Cambiare nome, stemma, maglia o mascotte di una squadra risulta essere inaccettabile per il tifoso. Figurarsi se le modifiche…arrivano in blocco! Ma l’Almeria ha proposto ai suoi tifosi tutti i cambiamenti che la nuova società ha in mente per rendere il club più appetibile dal punto di vista del marketing…

di Redazione Il Posticipo

L’influenza dei social sul calcio continua ad aumentare e sempre più spesso i club, anche e soprattutto quelli più importanti, cercano il confronto con i fan. Anzi, con i follower. Di conseguenza, ai tifosi vengono posti quesiti online che riguardino iniziative e decisioni che possono avere un impatto non solo su squadra e società, ma anche sul modo di vivere il tifo. È proprio così che deve aver ragionato Turki Al Sheikh, il nuovo proprietario dell’Almeria. Come riporta As, il club ha infatti lanciato un sondaggio sul suo profilo Twitter, ma potrebbe anche pentirsi di averlo fatto…

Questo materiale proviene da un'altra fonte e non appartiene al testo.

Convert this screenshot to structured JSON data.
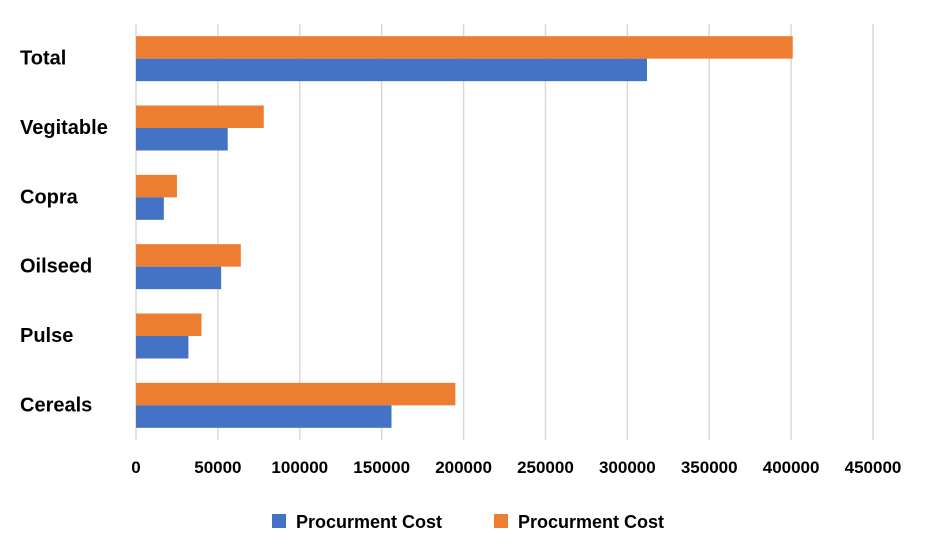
{
  "chart_data": {
    "type": "bar",
    "orientation": "horizontal",
    "title": "",
    "xlabel": "",
    "ylabel": "",
    "categories": [
      "Cereals",
      "Pulse",
      "Oilseed",
      "Copra",
      "Vegitable",
      "Total"
    ],
    "series": [
      {
        "name": "Procurment Cost",
        "color": "#4472C4",
        "values": [
          156000,
          32000,
          52000,
          17000,
          56000,
          312000
        ]
      },
      {
        "name": "Procurment Cost",
        "color": "#ED7D31",
        "values": [
          195000,
          40000,
          64000,
          25000,
          78000,
          401000
        ]
      }
    ],
    "xlim": [
      0,
      450000
    ],
    "xticks": [
      "0",
      "50000",
      "100000",
      "150000",
      "200000",
      "250000",
      "300000",
      "350000",
      "400000",
      "450000"
    ],
    "grid": true,
    "legend_position": "bottom"
  }
}
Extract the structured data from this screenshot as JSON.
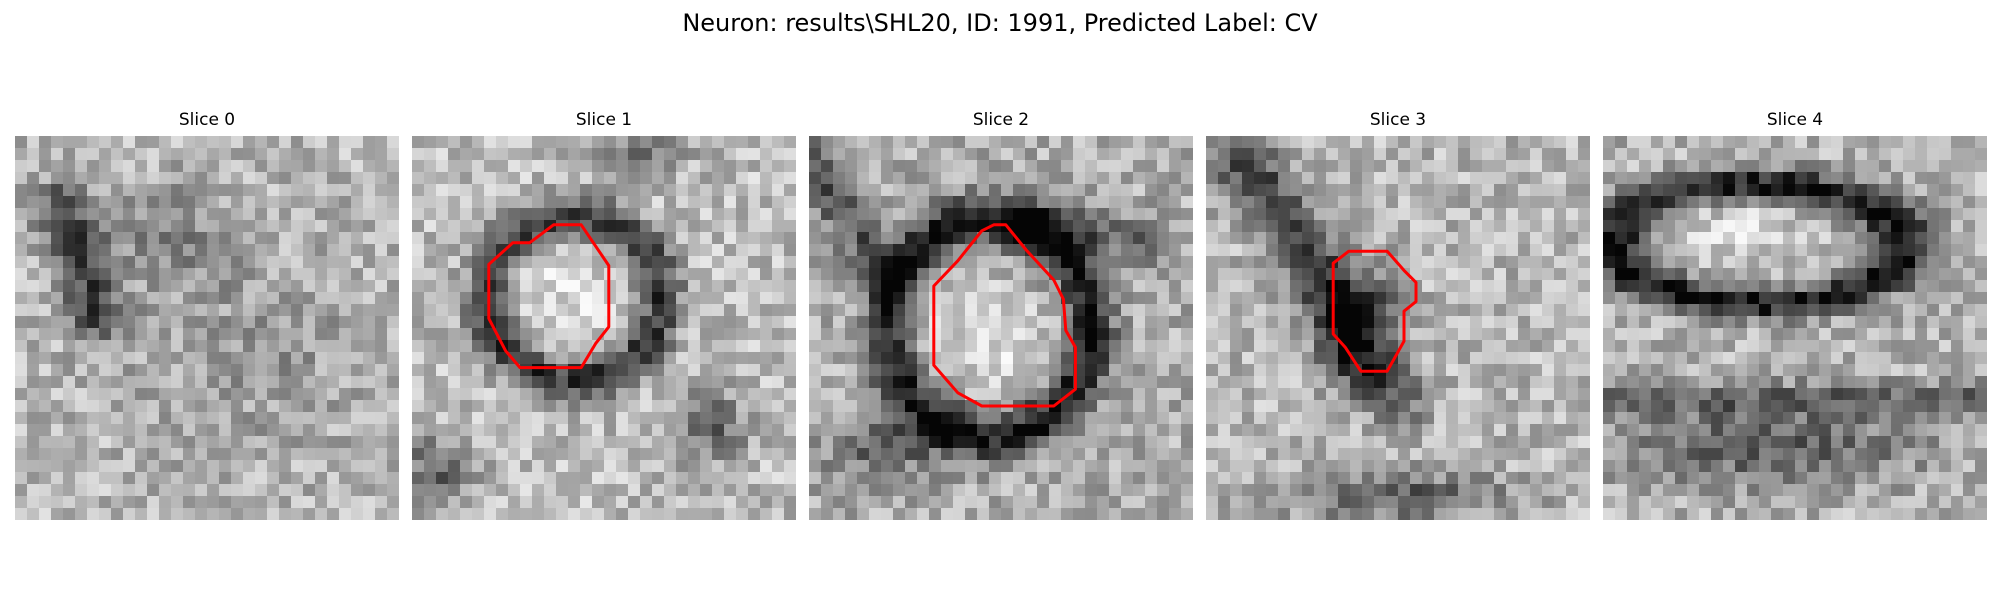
{
  "figure": {
    "title": "Neuron: results\\SHL20, ID: 1991, Predicted Label: CV"
  },
  "panels": [
    {
      "title": "Slice 0",
      "has_contour": false
    },
    {
      "title": "Slice 1",
      "has_contour": true
    },
    {
      "title": "Slice 2",
      "has_contour": true
    },
    {
      "title": "Slice 3",
      "has_contour": true
    },
    {
      "title": "Slice 4",
      "has_contour": false
    }
  ],
  "colors": {
    "contour": "#ff0000",
    "background": "#ffffff"
  }
}
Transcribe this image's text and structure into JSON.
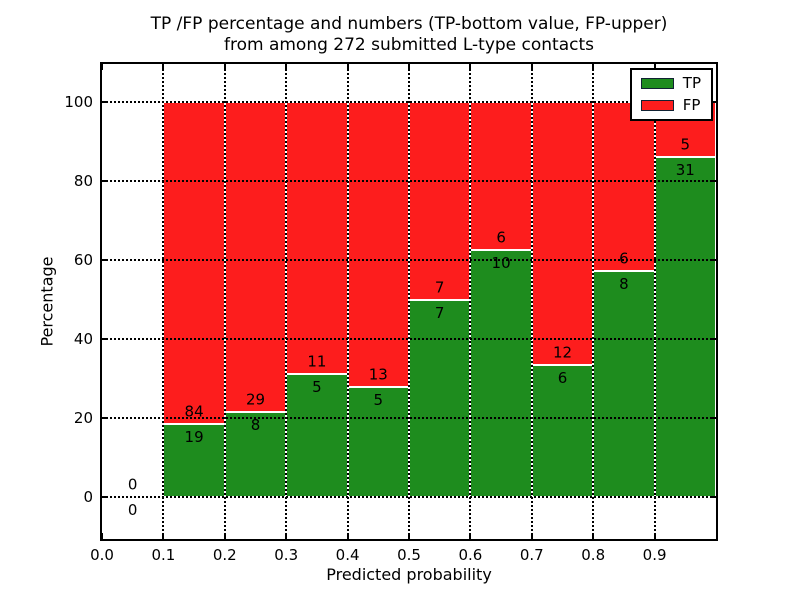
{
  "figure": {
    "title_line1": "TP /FP percentage and numbers (TP-bottom value, FP-upper)",
    "title_line2": "from among 272 submitted L-type contacts"
  },
  "axes": {
    "ylabel": "Percentage",
    "xlabel": "Predicted probability",
    "ytick_labels": [
      "0",
      "20",
      "40",
      "60",
      "80",
      "100"
    ],
    "ytick_values": [
      0,
      20,
      40,
      60,
      80,
      100
    ],
    "xtick_labels": [
      "0.0",
      "0.1",
      "0.2",
      "0.3",
      "0.4",
      "0.5",
      "0.6",
      "0.7",
      "0.8",
      "0.9"
    ],
    "xtick_values": [
      0,
      0.1,
      0.2,
      0.3,
      0.4,
      0.5,
      0.6,
      0.7,
      0.8,
      0.9
    ],
    "xlim": [
      0,
      1
    ],
    "ylim": [
      -10.5,
      109.5
    ],
    "grid_style": "dotted"
  },
  "legend": {
    "position": "upper right",
    "entries": [
      {
        "label": "TP",
        "color": "#1e8c1e"
      },
      {
        "label": "FP",
        "color": "#fd1d1d"
      }
    ]
  },
  "chart_data": {
    "type": "bar",
    "stacked": true,
    "normalized_to_percent": true,
    "title": "TP /FP percentage and numbers (TP-bottom value, FP-upper) from among 272 submitted L-type contacts",
    "xlabel": "Predicted probability",
    "ylabel": "Percentage",
    "total_contacts": 272,
    "bin_width": 0.1,
    "bins": [
      {
        "range": [
          0.0,
          0.1
        ],
        "tp": 0,
        "fp": 0
      },
      {
        "range": [
          0.1,
          0.2
        ],
        "tp": 19,
        "fp": 84
      },
      {
        "range": [
          0.2,
          0.3
        ],
        "tp": 8,
        "fp": 29
      },
      {
        "range": [
          0.3,
          0.4
        ],
        "tp": 5,
        "fp": 11
      },
      {
        "range": [
          0.4,
          0.5
        ],
        "tp": 5,
        "fp": 13
      },
      {
        "range": [
          0.5,
          0.6
        ],
        "tp": 7,
        "fp": 7
      },
      {
        "range": [
          0.6,
          0.7
        ],
        "tp": 10,
        "fp": 6
      },
      {
        "range": [
          0.7,
          0.8
        ],
        "tp": 6,
        "fp": 12
      },
      {
        "range": [
          0.8,
          0.9
        ],
        "tp": 8,
        "fp": 6
      },
      {
        "range": [
          0.9,
          1.0
        ],
        "tp": 31,
        "fp": 5
      }
    ],
    "colors": {
      "tp": "#1e8c1e",
      "fp": "#fd1d1d"
    },
    "bar_edge_color": "#ffffff",
    "legend_position": "upper right",
    "grid": true
  }
}
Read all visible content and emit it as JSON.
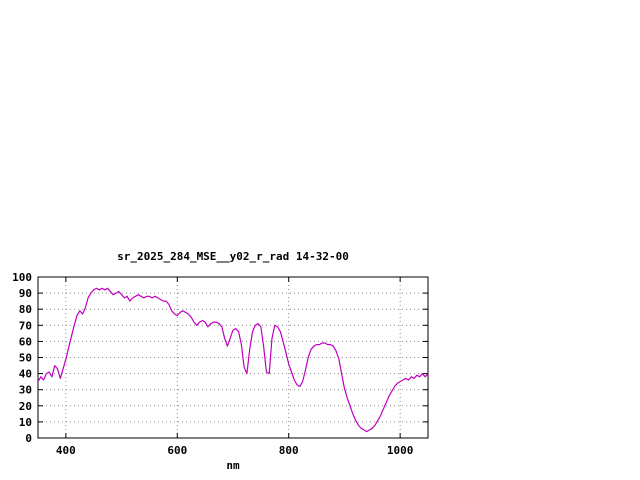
{
  "window": {
    "background": "#ffffff"
  },
  "chart_data": {
    "type": "line",
    "title": "sr_2025_284_MSE__y02_r_rad 14-32-00",
    "xlabel": "nm",
    "ylabel": "",
    "xlim": [
      350,
      1050
    ],
    "ylim": [
      0,
      100
    ],
    "xticks": [
      400,
      600,
      800,
      1000
    ],
    "yticks": [
      0,
      10,
      20,
      30,
      40,
      50,
      60,
      70,
      80,
      90,
      100
    ],
    "grid": true,
    "legend": "none",
    "line_color": "#c000c0",
    "axis_color": "#000000",
    "grid_color": "#8a8a8a",
    "series": [
      {
        "name": "spectrum",
        "x": [
          350,
          355,
          360,
          365,
          370,
          375,
          380,
          385,
          390,
          395,
          400,
          405,
          410,
          415,
          420,
          425,
          430,
          435,
          440,
          445,
          450,
          455,
          460,
          465,
          470,
          475,
          480,
          485,
          490,
          495,
          500,
          505,
          510,
          515,
          520,
          525,
          530,
          535,
          540,
          545,
          550,
          555,
          560,
          565,
          570,
          575,
          580,
          585,
          590,
          595,
          600,
          605,
          610,
          615,
          620,
          625,
          630,
          635,
          640,
          645,
          650,
          655,
          660,
          665,
          670,
          675,
          680,
          685,
          690,
          695,
          700,
          705,
          710,
          715,
          720,
          725,
          730,
          735,
          740,
          745,
          750,
          755,
          760,
          765,
          770,
          775,
          780,
          785,
          790,
          795,
          800,
          805,
          810,
          815,
          820,
          825,
          830,
          835,
          840,
          845,
          850,
          855,
          860,
          865,
          870,
          875,
          880,
          885,
          890,
          895,
          900,
          905,
          910,
          915,
          920,
          925,
          930,
          935,
          940,
          945,
          950,
          955,
          960,
          965,
          970,
          975,
          980,
          985,
          990,
          995,
          1000,
          1005,
          1010,
          1015,
          1020,
          1025,
          1030,
          1035,
          1040,
          1045,
          1050
        ],
        "y": [
          35,
          38,
          36,
          40,
          41,
          38,
          45,
          43,
          37,
          43,
          49,
          56,
          63,
          70,
          76,
          79,
          77,
          81,
          87,
          90,
          92,
          93,
          92,
          93,
          92,
          93,
          91,
          89,
          90,
          91,
          89,
          87,
          88,
          85,
          87,
          88,
          89,
          88,
          87,
          88,
          88,
          87,
          88,
          87,
          86,
          85,
          85,
          83,
          79,
          77,
          76,
          78,
          79,
          78,
          77,
          75,
          72,
          70,
          72,
          73,
          72,
          69,
          71,
          72,
          72,
          71,
          69,
          62,
          57,
          62,
          67,
          68,
          66,
          58,
          44,
          40,
          55,
          66,
          70,
          71,
          69,
          57,
          41,
          40,
          62,
          70,
          69,
          66,
          60,
          53,
          46,
          41,
          36,
          33,
          32,
          35,
          42,
          50,
          55,
          57,
          58,
          58,
          59,
          59,
          58,
          58,
          57,
          54,
          49,
          40,
          31,
          25,
          20,
          15,
          11,
          8,
          6,
          5,
          4,
          5,
          6,
          8,
          11,
          14,
          18,
          22,
          26,
          29,
          32,
          34,
          35,
          36,
          37,
          36,
          38,
          37,
          39,
          38,
          40,
          38,
          40
        ]
      }
    ]
  }
}
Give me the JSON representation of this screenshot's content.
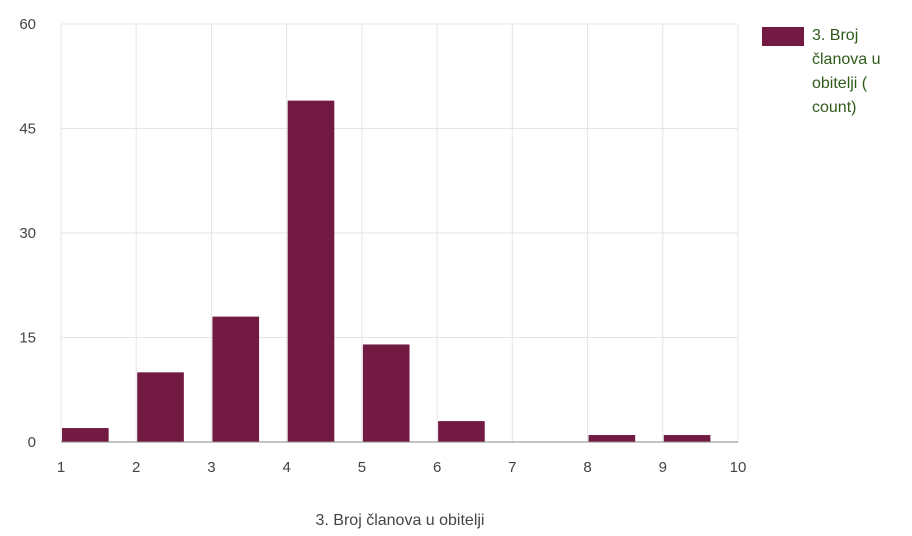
{
  "chart_data": {
    "type": "bar",
    "title": "",
    "xlabel": "3. Broj članova u obitelji",
    "ylabel": "",
    "x": [
      1,
      2,
      3,
      4,
      5,
      6,
      7,
      8,
      9
    ],
    "series": [
      {
        "name": "3. Broj članova u obitelji ( count)",
        "values": [
          2,
          10,
          18,
          49,
          14,
          3,
          0,
          1,
          1
        ]
      }
    ],
    "xlim": [
      1,
      10
    ],
    "ylim": [
      0,
      60
    ],
    "xticks": [
      "1",
      "2",
      "3",
      "4",
      "5",
      "6",
      "7",
      "8",
      "9",
      "10"
    ],
    "yticks": [
      "0",
      "15",
      "30",
      "45",
      "60"
    ],
    "grid": true,
    "legend_position": "right",
    "colors": {
      "bar": "#731a42",
      "grid": "#e5e5e5",
      "axis": "#888888",
      "legend_text": "#2f5a1a"
    }
  }
}
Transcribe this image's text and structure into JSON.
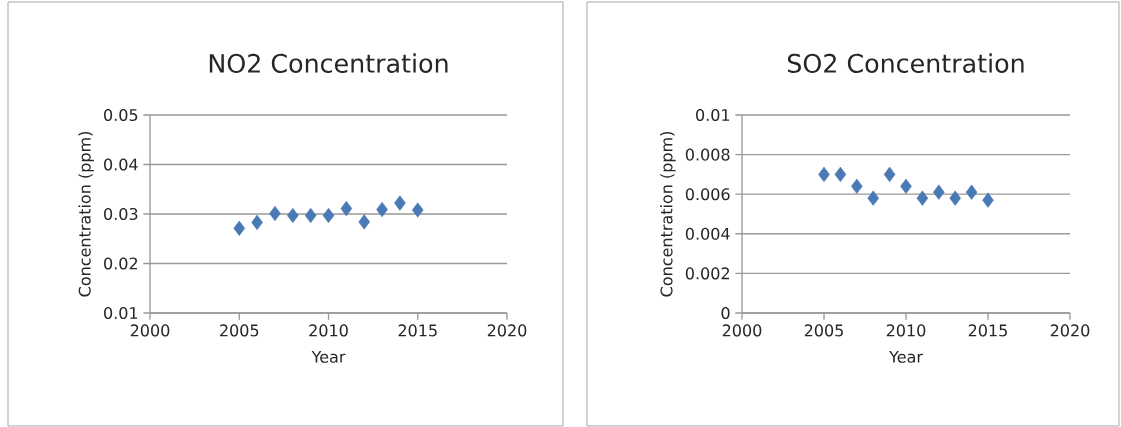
{
  "chart_data": [
    {
      "type": "scatter",
      "title": "NO2 Concentration",
      "xlabel": "Year",
      "ylabel": "Concentration (ppm)",
      "marker": "diamond",
      "grid": "y",
      "x": [
        2005,
        2006,
        2007,
        2008,
        2009,
        2010,
        2011,
        2012,
        2013,
        2014,
        2015
      ],
      "series": [
        {
          "color": "#4a7ab5",
          "values": [
            0.0271,
            0.0283,
            0.0301,
            0.0297,
            0.0297,
            0.0297,
            0.0311,
            0.0284,
            0.0309,
            0.0322,
            0.0308
          ]
        }
      ],
      "xlim": [
        2000,
        2020
      ],
      "xticks": [
        2000,
        2005,
        2010,
        2015,
        2020
      ],
      "ylim": [
        0.01,
        0.05
      ],
      "yticks": [
        0.01,
        0.02,
        0.03,
        0.04,
        0.05
      ]
    },
    {
      "type": "scatter",
      "title": "SO2 Concentration",
      "xlabel": "Year",
      "ylabel": "Concentration (ppm)",
      "marker": "diamond",
      "grid": "y",
      "x": [
        2005,
        2006,
        2007,
        2008,
        2009,
        2010,
        2011,
        2012,
        2013,
        2014,
        2015
      ],
      "series": [
        {
          "color": "#4a7ab5",
          "values": [
            0.007,
            0.007,
            0.0064,
            0.0058,
            0.007,
            0.0064,
            0.0058,
            0.0061,
            0.0058,
            0.0061,
            0.0057
          ]
        }
      ],
      "xlim": [
        2000,
        2020
      ],
      "xticks": [
        2000,
        2005,
        2010,
        2015,
        2020
      ],
      "ylim": [
        0,
        0.01
      ],
      "yticks": [
        0,
        0.002,
        0.004,
        0.006,
        0.008,
        0.01
      ]
    }
  ]
}
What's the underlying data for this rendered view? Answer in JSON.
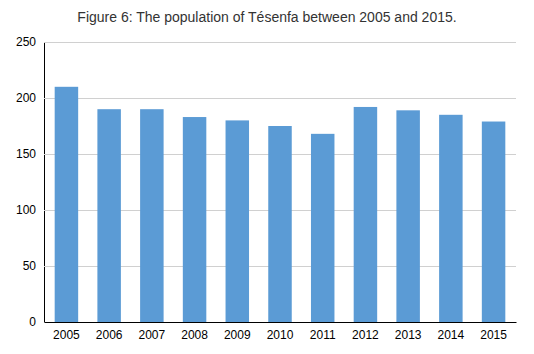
{
  "chart_data": {
    "type": "bar",
    "title": "Figure 6: The population of Tésenfa between 2005 and 2015.",
    "categories": [
      "2005",
      "2006",
      "2007",
      "2008",
      "2009",
      "2010",
      "2011",
      "2012",
      "2013",
      "2014",
      "2015"
    ],
    "values": [
      210,
      190,
      190,
      183,
      180,
      175,
      168,
      192,
      189,
      185,
      179
    ],
    "color": "#5B9BD5",
    "ylim": [
      0,
      250
    ],
    "yticks": [
      0,
      50,
      100,
      150,
      200,
      250
    ],
    "grid": true
  }
}
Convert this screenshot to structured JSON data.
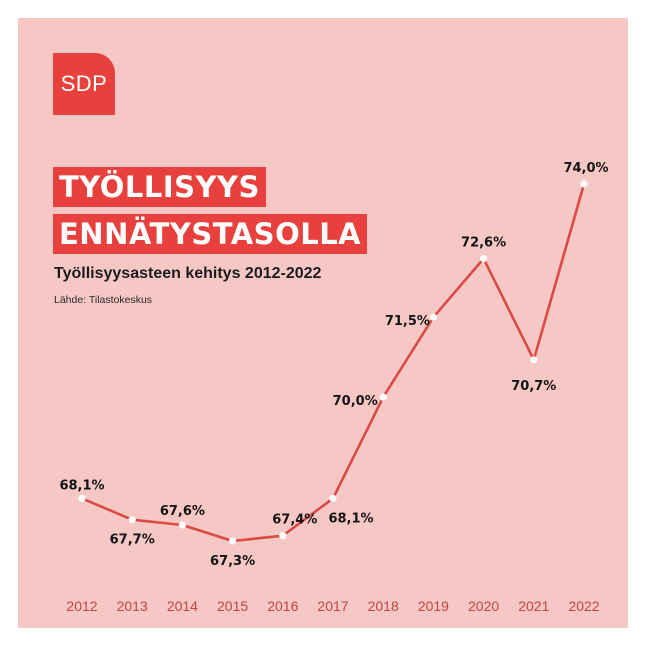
{
  "logo": {
    "text": "SDP"
  },
  "headline": {
    "line1": "TYÖLLISYYS",
    "line2": "ENNÄTYSTASOLLA"
  },
  "subtitle": "Työllisyysasteen kehitys 2012-2022",
  "source": "Lähde: Tilastokeskus",
  "colors": {
    "background": "#f5c7c5",
    "accent": "#e8413d",
    "line": "#d94c45",
    "marker": "#ffffff"
  },
  "chart_data": {
    "type": "line",
    "categories": [
      "2012",
      "2013",
      "2014",
      "2015",
      "2016",
      "2017",
      "2018",
      "2019",
      "2020",
      "2021",
      "2022"
    ],
    "values": [
      68.1,
      67.7,
      67.6,
      67.3,
      67.4,
      68.1,
      70.0,
      71.5,
      72.6,
      70.7,
      74.0
    ],
    "data_labels": [
      "68,1%",
      "67,7%",
      "67,6%",
      "67,3%",
      "67,4%",
      "68,1%",
      "70,0%",
      "71,5%",
      "72,6%",
      "70,7%",
      "74,0%"
    ],
    "title": "Työllisyysasteen kehitys 2012-2022",
    "xlabel": "",
    "ylabel": "",
    "grid": false
  }
}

MODIFICHE– La tradizione nel calcio è sacra e certe cose non si toccano. Neanche se a legittimare la scelta dovesse essere la giuria del web. E quindi anche il solo porre certi quesiti è stato considerato sacrilegio. Del resto, già cambiare nome, stemma, maglia o mascotte di una squadra risulta essere inaccettabile per il tifoso. Figurarsi se le modifiche…arrivano in blocco! Proprio così, l’Almeria ha proposto ai suoi tifosi tutti i cambiamenti che la nuova società ha in mente per rendere il club spagnolo di Segunda Division, che ha da poco acquistato in prestito il romanista Coric, più appetibile da un punto di vista del marketing.

SECCO NO – A partire dal nome stesso del club. Niente più UD Almeria FC, UD Almeria e stop. Perché deve essere comprensibile che si parli di una squadra di calcio anche senza menzionare il “Futbol Club”. Punto secondo, la modifica toltale dello stemma, da sostituirsi con un leone stilizzato. Poi le maglie, a cui togliere le strisce biancorosse che caratterizzano il club a favore di una divisa rossa con dettagli gialli. E, tanto per non farsi mancare nulla, anche la mascotte, passando da un leone (Solecico) a un altro (Rozam). La risposta dei tifosi, neanche a dirlo, è plebiscitaria: “lo stemma non si tocca e neanche la nostra identità”. Ora bisognerà vedere come finirà questa storia. Se la democrazia diretta avrà effetto, convincendo la nuova proprietà a desistere. Oppure se i progetti andranno comunque avanti, in barba a un voto…che comunque nessuno ha chiesto di esprimere!